That was a good read, but do you have any pictures of the finished product? or maybe any in progress shots? I am just a little bit afraid to take power tools to the intake. I guess on the bright side, they can be had cheap on ebay if i screw it up.


Cant find any pics of the finished can you mark up where you want to match up maybe I can add some pointers and advice.

Miss matched parts cost flow, you only have to much time that the port is open and flow happens so you want the least amount of losses as possible, at high RPMs it happens so fast its almost like a steady flow but their is still a pulse involved how ever so short.

You can get a idea of flow effects by taking two matching parts and flowing water over them then slowly miss align the parts so they no longer match then watch flow again.

Air flow is slightly different because of its density same with air/fuel and slightly different with air/fuel/2 stroke oil but you get the idea, big miss match = restricted flow or turbulence and eddies that affects flows.

On the rotary valve intake engines you don't want to change the timing of the openings because it will adjust your power band, like in the below pic where I added the red lines that is how the rotary valve cover will sweep around go to the other side of that red line it will alter the time your intake is open.

If you want to vary the amount of time your intake is open you cut the rotary valve itself or but a different valve already cut.


All i had wanted to do was just match what the factory 670 SKIdoo intake had for porting. I didnt want to change the timing or any of that, just put it to factory.

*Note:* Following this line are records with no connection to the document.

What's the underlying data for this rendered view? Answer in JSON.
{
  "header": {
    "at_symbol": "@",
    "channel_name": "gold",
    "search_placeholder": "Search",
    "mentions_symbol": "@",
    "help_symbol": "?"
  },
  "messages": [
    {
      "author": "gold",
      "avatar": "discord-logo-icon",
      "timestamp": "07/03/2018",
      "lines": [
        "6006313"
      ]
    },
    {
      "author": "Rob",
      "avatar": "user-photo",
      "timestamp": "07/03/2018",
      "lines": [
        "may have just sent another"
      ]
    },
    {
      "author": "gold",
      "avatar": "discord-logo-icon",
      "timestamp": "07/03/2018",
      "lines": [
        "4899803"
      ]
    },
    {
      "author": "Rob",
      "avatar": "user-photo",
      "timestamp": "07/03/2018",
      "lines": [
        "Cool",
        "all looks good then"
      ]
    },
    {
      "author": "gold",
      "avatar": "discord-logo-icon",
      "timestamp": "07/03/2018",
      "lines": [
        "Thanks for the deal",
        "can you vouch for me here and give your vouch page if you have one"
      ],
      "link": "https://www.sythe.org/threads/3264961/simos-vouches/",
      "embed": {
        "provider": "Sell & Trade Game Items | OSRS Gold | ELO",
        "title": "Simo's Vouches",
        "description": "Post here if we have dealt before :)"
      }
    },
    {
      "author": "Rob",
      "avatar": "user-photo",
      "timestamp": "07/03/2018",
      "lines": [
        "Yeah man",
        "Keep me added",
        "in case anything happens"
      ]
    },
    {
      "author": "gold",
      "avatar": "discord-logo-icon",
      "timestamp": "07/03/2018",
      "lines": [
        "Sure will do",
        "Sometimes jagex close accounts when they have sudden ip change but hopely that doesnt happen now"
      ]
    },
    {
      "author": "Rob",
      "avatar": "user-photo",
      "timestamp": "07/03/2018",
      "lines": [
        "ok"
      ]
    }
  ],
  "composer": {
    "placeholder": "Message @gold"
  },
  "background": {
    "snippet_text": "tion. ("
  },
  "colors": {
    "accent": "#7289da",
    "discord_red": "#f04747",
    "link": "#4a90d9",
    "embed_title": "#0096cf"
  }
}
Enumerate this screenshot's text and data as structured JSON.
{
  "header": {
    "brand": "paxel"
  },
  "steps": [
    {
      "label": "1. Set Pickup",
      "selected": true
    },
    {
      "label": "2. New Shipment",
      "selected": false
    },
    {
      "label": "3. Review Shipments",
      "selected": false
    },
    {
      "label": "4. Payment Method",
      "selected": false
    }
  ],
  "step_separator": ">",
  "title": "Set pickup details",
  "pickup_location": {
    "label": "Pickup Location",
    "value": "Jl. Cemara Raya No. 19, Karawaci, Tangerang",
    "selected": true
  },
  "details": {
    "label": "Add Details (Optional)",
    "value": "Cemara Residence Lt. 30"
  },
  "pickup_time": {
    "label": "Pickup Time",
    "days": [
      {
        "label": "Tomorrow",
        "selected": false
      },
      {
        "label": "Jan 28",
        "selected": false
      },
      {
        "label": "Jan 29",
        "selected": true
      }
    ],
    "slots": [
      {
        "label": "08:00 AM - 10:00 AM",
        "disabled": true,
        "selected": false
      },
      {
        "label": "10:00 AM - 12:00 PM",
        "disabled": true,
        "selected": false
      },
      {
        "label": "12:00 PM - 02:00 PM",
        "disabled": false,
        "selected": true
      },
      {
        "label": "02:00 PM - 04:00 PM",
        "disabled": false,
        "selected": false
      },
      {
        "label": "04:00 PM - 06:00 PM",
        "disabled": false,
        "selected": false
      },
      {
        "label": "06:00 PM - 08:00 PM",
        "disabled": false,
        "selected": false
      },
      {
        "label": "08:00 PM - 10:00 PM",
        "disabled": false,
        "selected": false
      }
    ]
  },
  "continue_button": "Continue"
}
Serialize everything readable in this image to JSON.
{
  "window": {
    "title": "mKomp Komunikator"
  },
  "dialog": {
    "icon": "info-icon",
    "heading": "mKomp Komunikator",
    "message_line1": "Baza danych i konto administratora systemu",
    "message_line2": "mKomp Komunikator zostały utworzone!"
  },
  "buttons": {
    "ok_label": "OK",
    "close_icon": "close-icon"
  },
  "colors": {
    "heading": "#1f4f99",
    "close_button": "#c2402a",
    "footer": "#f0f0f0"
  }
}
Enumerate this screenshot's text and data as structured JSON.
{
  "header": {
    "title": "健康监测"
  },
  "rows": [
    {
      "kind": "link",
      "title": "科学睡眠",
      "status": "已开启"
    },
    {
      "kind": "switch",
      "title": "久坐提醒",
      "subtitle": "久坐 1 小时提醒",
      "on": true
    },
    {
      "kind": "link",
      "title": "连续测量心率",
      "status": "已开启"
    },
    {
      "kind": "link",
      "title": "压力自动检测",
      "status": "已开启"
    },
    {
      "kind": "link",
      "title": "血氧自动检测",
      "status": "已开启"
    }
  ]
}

This photo shows what the SEAdoo intake looked like when i started, the ports were just round. The red markings are just a rough outline of what needed to be cut to match the ports of the crankcase.
Attachment:
2012-01-17_18-12-04_20.jpg
2012-01-17_18-12-04_20.jpg [ 41.36 KiB | Viewed 3612 times ]



This next photo shows my intake after i did a little work to it next to the stock SKIdoo intake. I have never done this sort of work before so i just gave it the best shot i could. My modified intake is on the left, the stock SKIdoo intake is on the right

Attachment:
2012-02-27_22-57-47_898.jpg
2012-02-27_22-57-47_898.jpg [ 63.44 KiB | Viewed 3612 times ]



Not sure if i went about that correct but it is at least better than it was. Maybe you could give me a few ideas if it needs modified more. I was going to polish it a little better smooth.

fully wrote:
My bad I thought your was the one on the right.


Its all good. It was my first time doing somthing like this so i am open to input. Just thought maybe you saw somthing that i didnt.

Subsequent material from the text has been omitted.